The training data was truncated so to remove the outliers and to include more samples that represent the majority of the data. The test data was not truncated.
Likewise, since our group emphasized interpretability for our model, we refrained from using dimensionality reduction methods such as PCA.
To preface this section, we would like to emphasize that we completely excluded models with little interpretability such as neural networks. Hence, our group prioritized models that allow us to visualize features importance, such as linear models or forest models.
We started by training a linear model, a decision tree and a random forest as baselines. We finally decided to opt for a XGBoost model, which is a forest model with gradient boosting that is known to perform well on tabular data.
We then fine-tuned the model by performing a grid search on the hyperparameters. We also used a cross-validation to evaluate the quality of the model. The metric used to evaluate the model is the explained variance score.
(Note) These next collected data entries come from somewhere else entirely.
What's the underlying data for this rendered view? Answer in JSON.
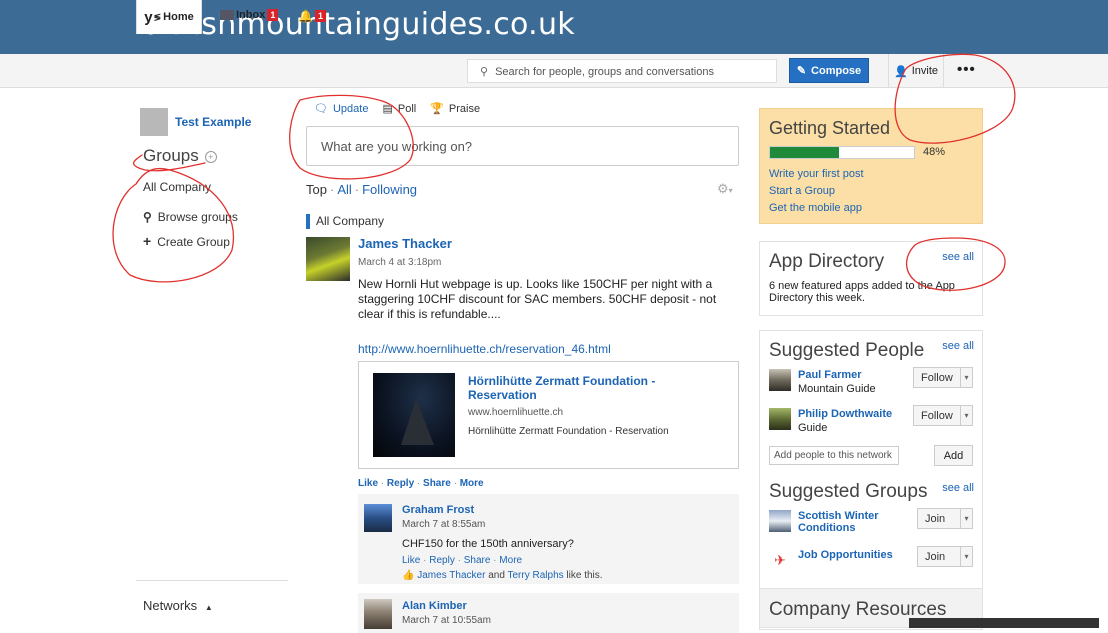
{
  "banner": {
    "title": "britishmountainguides.co.uk"
  },
  "nav": {
    "home_logo": "y",
    "home_label": "Home",
    "inbox_label": "Inbox",
    "inbox_count": "1",
    "notif_count": "1",
    "search_placeholder": "Search for people, groups and conversations",
    "compose_label": "Compose",
    "invite_label": "Invite",
    "more_label": "•••"
  },
  "left": {
    "user_name": "Test Example",
    "groups_heading": "Groups",
    "all_company": "All Company",
    "browse_groups": "Browse groups",
    "create_group": "Create Group",
    "networks": "Networks"
  },
  "publisher": {
    "tabs": [
      "Update",
      "Poll",
      "Praise"
    ],
    "placeholder": "What are you working on?"
  },
  "feed": {
    "filter": {
      "top": "Top",
      "all": "All",
      "following": "Following"
    },
    "group_label": "All Company",
    "post": {
      "author": "James Thacker",
      "time": "March 4 at 3:18pm",
      "body": "New Hornli Hut webpage is up. Looks like 150CHF per night with a staggering 10CHF discount for SAC members. 50CHF deposit - not clear if this is refundable....",
      "link": "http://www.hoernlihuette.ch/reservation_46.html",
      "attachment": {
        "title": "Hörnlihütte Zermatt Foundation - Reservation",
        "domain": "www.hoernlihuette.ch",
        "description": "Hörnlihütte Zermatt Foundation - Reservation"
      },
      "actions": [
        "Like",
        "Reply",
        "Share",
        "More"
      ]
    },
    "replies": [
      {
        "author": "Graham Frost",
        "time": "March 7 at 8:55am",
        "text": "CHF150 for the 150th anniversary?",
        "actions": [
          "Like",
          "Reply",
          "Share",
          "More"
        ],
        "likers": [
          "James Thacker",
          "Terry Ralphs"
        ],
        "likes_and": "and",
        "likes_suffix": "like this."
      },
      {
        "author": "Alan Kimber",
        "time": "March 7 at 10:55am"
      }
    ]
  },
  "right": {
    "getting_started": {
      "title": "Getting Started",
      "progress_percent": 48,
      "progress_label": "48%",
      "links": [
        "Write your first post",
        "Start a Group",
        "Get the mobile app"
      ]
    },
    "app_directory": {
      "title": "App Directory",
      "see_all": "see all",
      "description": "6 new featured apps added to the App Directory this week."
    },
    "suggested_people": {
      "title": "Suggested People",
      "see_all": "see all",
      "people": [
        {
          "name": "Paul Farmer",
          "role": "Mountain Guide",
          "button": "Follow"
        },
        {
          "name": "Philip Dowthwaite",
          "role": "Guide",
          "button": "Follow"
        }
      ],
      "add_placeholder": "Add people to this network",
      "add_button": "Add"
    },
    "suggested_groups": {
      "title": "Suggested Groups",
      "see_all": "see all",
      "groups": [
        {
          "name": "Scottish Winter Conditions",
          "button": "Join"
        },
        {
          "name": "Job Opportunities",
          "button": "Join"
        }
      ]
    },
    "company_resources": {
      "title": "Company Resources"
    }
  },
  "colors": {
    "banner": "#3c6c96",
    "link": "#1c64b4",
    "compose": "#2570c2",
    "getting_started_bg": "#fbdfa6",
    "progress": "#1f8a3a",
    "annotation_red": "#e0312e",
    "badge": "#d8232a"
  }
}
In the pre-inference time, the data will be preprocessed using our unique pipeline and the model will be loaded.
We plan to deploy the AI solution as Software as a Service (SaaS) on a cloud platform. This will allow us to easily scale the solution and to make it available to a large number of users. We could deploy it both as an API, to permit users to easily request the service , and also as a platform with an user-friendly interface.
Since the model is explainable, the user could also view the most important features that contribute to the energy consumption of their buildings.
The AI solution can be used either by private and public companies or private individuals.
Furthermore, in the case where we could receive new data, we could retrain the model to keep it up to date.
The group has tried to limit the models to strictly classic Machine Learning approaches (no Deep Learning approach) and to work with relatively lightweight models whenever possible.
Energy consumption of GPUs is notoriously high. Therefore, we decided against using GPUs for training our models. Moreover, we shortened the training time by using a smaller yet better dataset.
We also slept and ate locally :)
During this intense 48 hours, we have been able to develop a model that is able to predict the energy consumption of buildings with a good explained variance.
We have also been able to prepare a business pitch that leverages the model to estimate energy and cost savings. We have focused on performance and explainability to enable our future customers to anticipate, identify and solve their problems.